During these unprecedented times, health plans and the healthcare industry in general are still coming to terms with impact of post-COVID reality. While lower utilization has led to decrease in medical spending, economic drivers have also impacted enrollments and premiums. Assuming medical spending will not surge in the immediate future, most health plans will struggle to maintain their Medical Loss Ratio (MLR), and this will eventually lead to premium rebates. Overall, there are 4 approaches to this evolving situation:
- Premium returns or waived co-pays to offset lower medical spend
- Budget freezes, furloughs, or layoffs to reduce administrative burden
- Promotion of alternative care delivery methods such as telehealth to stimulate utilization
- Investment into care management and quality improvement services / solutions to increase medical spend
COVID-19 Impact on Payer MLR
The Q2 2020 financial results for health plans have not been great for their MLR ratios which have seen drops in the double digit percentage point ranges. For instance, United Healthcare’s MLR fell to 70% for Q2 2020. CitiusTech recently conducted a study with Horman Mathematical & Actuarial (HMA) Solutions, an actuarial healthcare and regulatory consulting company, to understand the impact of COVID-19 on payer’s MLR. HMA Solutions estimates that the ratio will be approximately 5% for year 2020.

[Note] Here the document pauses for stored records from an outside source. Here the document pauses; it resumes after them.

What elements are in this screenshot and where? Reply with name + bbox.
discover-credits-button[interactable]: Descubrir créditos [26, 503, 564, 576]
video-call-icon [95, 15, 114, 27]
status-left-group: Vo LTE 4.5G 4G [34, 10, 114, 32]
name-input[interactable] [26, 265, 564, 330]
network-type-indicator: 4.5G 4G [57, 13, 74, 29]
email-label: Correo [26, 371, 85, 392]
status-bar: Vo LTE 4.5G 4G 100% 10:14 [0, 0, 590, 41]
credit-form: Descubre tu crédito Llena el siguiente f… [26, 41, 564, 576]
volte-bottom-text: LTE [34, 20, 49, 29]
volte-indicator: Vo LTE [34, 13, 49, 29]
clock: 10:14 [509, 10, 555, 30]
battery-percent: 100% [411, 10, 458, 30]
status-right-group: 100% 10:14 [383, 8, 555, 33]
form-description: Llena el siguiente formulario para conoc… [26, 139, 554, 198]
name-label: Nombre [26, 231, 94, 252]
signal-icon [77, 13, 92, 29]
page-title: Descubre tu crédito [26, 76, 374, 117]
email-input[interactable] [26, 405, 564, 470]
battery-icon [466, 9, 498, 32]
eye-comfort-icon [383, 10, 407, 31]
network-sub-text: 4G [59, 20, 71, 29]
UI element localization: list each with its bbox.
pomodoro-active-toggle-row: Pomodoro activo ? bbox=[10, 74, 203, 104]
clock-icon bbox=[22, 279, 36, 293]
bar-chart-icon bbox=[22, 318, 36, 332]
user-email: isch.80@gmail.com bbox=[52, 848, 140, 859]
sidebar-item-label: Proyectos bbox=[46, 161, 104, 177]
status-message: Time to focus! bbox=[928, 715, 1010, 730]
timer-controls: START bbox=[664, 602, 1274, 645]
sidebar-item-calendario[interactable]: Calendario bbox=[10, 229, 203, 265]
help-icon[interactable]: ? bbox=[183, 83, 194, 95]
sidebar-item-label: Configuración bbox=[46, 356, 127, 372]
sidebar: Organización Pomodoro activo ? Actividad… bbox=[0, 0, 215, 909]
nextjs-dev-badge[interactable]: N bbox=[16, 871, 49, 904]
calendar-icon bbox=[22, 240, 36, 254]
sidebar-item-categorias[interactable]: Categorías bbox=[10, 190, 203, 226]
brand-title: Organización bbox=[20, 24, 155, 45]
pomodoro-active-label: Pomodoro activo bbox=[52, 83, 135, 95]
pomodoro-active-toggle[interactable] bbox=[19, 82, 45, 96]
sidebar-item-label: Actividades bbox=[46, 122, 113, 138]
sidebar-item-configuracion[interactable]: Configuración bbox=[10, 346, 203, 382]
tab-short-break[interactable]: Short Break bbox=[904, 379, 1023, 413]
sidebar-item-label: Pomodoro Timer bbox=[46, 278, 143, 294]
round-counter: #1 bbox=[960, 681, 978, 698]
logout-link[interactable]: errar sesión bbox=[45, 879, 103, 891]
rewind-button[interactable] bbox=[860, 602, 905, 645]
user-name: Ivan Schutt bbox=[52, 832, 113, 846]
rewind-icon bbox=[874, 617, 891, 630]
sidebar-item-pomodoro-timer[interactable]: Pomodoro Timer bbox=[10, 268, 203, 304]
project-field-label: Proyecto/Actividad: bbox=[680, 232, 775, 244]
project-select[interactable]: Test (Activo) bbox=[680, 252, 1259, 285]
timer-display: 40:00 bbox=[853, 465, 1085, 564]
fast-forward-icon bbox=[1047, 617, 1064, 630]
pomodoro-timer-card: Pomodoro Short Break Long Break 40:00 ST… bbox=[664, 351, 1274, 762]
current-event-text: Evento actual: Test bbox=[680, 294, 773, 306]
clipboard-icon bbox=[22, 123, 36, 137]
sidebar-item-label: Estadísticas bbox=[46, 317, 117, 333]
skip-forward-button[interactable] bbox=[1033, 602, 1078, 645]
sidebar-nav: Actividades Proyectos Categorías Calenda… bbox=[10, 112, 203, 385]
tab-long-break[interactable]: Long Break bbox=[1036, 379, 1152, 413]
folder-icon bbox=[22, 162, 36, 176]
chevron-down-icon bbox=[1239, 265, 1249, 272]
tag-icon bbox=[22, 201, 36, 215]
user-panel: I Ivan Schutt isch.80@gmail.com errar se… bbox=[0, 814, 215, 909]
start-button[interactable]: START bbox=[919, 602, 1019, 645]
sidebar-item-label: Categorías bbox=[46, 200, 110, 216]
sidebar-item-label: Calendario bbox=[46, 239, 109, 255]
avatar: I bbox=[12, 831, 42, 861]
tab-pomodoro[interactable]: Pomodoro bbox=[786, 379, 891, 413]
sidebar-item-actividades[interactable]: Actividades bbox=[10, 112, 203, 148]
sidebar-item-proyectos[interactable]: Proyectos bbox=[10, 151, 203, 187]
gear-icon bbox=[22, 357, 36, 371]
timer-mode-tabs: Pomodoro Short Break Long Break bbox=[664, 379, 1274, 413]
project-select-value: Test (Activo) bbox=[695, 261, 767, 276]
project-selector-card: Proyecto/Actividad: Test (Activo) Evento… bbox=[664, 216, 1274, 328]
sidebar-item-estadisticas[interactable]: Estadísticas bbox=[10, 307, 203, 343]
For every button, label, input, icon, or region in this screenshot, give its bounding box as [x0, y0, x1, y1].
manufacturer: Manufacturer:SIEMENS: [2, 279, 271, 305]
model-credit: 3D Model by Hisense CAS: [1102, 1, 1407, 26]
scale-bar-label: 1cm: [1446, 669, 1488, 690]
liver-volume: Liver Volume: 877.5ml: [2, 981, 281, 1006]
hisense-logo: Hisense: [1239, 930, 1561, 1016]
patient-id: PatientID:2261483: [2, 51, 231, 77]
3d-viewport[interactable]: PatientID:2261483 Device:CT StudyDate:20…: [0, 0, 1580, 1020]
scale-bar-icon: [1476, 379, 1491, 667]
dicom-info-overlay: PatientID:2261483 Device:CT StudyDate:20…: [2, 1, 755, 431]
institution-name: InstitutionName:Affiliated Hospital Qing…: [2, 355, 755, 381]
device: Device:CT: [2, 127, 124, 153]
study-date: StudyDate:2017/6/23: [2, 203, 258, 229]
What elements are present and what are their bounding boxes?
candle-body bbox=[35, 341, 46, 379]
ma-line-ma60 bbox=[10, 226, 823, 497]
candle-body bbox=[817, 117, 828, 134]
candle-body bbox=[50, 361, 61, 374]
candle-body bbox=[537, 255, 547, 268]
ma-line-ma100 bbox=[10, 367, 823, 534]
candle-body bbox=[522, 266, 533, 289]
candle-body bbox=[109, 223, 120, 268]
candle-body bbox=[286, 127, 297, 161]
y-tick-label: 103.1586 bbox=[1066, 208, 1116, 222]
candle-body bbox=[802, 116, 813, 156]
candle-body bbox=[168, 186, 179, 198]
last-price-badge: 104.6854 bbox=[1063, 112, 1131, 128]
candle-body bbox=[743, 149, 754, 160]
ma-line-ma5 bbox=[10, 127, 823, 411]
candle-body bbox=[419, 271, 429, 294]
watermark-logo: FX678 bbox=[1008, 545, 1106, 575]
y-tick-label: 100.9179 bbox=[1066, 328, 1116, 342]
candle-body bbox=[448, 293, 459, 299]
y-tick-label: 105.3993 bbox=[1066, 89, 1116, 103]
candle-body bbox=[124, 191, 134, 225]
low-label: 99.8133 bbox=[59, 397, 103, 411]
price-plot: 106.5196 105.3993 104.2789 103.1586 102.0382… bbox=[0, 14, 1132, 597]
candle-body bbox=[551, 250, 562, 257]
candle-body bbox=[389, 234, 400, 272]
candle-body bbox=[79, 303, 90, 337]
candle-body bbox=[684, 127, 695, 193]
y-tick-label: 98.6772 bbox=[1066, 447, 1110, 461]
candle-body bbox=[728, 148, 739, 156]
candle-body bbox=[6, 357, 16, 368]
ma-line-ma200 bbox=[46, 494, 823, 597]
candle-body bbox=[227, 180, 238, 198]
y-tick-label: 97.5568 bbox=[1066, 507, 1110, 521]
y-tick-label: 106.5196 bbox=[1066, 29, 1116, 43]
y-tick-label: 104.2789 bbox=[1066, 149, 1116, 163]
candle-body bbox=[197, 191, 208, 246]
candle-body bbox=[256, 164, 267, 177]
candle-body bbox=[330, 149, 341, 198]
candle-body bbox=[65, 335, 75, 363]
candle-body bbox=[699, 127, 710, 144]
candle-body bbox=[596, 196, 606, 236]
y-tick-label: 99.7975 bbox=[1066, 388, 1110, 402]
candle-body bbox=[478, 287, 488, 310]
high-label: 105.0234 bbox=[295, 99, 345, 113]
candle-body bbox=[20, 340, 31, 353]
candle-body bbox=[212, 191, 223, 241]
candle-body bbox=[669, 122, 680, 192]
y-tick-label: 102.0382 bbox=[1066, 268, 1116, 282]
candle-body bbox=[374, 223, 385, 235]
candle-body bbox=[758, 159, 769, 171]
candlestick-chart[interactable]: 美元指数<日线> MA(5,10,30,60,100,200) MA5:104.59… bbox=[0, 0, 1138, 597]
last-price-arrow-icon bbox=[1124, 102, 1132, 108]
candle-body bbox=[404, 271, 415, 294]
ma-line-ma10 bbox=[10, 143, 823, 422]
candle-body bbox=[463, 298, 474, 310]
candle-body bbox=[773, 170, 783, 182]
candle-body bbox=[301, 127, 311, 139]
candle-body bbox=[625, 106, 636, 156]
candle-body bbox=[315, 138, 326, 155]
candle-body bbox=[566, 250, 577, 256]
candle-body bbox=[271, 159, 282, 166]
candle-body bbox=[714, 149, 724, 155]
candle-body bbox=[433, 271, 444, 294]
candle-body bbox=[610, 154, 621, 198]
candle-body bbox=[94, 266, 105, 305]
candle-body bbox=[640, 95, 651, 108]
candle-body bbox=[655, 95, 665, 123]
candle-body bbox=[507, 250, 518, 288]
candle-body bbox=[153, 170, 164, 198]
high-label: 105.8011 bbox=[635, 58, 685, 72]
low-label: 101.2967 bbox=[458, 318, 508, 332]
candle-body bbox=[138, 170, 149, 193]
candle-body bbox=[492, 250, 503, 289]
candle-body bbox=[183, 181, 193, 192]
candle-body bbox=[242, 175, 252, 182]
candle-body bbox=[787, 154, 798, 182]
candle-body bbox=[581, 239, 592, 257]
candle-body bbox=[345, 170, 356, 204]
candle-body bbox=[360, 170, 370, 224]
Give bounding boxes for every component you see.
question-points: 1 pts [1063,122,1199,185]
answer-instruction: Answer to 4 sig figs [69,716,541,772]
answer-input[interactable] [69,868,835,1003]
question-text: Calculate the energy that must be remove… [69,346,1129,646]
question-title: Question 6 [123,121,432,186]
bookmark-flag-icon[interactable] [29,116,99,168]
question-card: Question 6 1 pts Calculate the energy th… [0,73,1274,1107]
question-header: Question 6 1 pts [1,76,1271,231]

For instance, a health plan with $1 billion premium would need to return a surplus of $50 million through premium rebates, or identify options to increase medical spending. More importantly, health plans should ensure that the medical spending adds value to member care. Additional investments in better care delivery support mechanisms and quality improvements can be suitable options for payer organizations to modernize population health.
Quality Improvement: Benefits for Payers
Investments to enhance quality management can help payers control their MLRs and reduce their premium rebate rate. This can be achieved if payers meet the necessary criteria mandated by HHS regulations (45 CFR § 158.150) which suggest:
- Be an expense / investment focused on healthcare quality improvement activities:
- Improve health quality
- Increase the likelihood of desired health outcomes in ways that are capable of being objectively measured and of producing verifiable results and achievements.
- Be directed toward individual enrollees or incurred for the benefit of specified segments of enrollees or provide health improvements to the population beyond those enrolled in coverage as long as no additional costs are incurred due to the non-enrollees.
- Be grounded in evidence-based medicine, widely accepted best clinical practice, or criteria issued by recognized professional medical associations, accreditation bodies, government agencies or other nationally recognized health care quality organizations.
- Be primarily designed to improve health outcomes; prevent hospital readmissions; increase wellness and promotion of health activities; improve patient safety/reduce errors, infection, and mortality rates; or enhance use of health care data to improve quality outcomes.
- Expense must be directly related to quality improvement activity.
While payer organizations could invest in numerous ways to meet the criteria, they should take early action to invest in a modern and flexible quality improvement solution which can drive long-term value-based quality management initiatives. The solution will also help payers manage the upcoming regulatory and technology changes such as FHIR®, dQM, and NLP. This will put payers in a better position to front load their investments and have budgets to thrive in the immediate post COVID-19 future, especially as medical utilization picks up.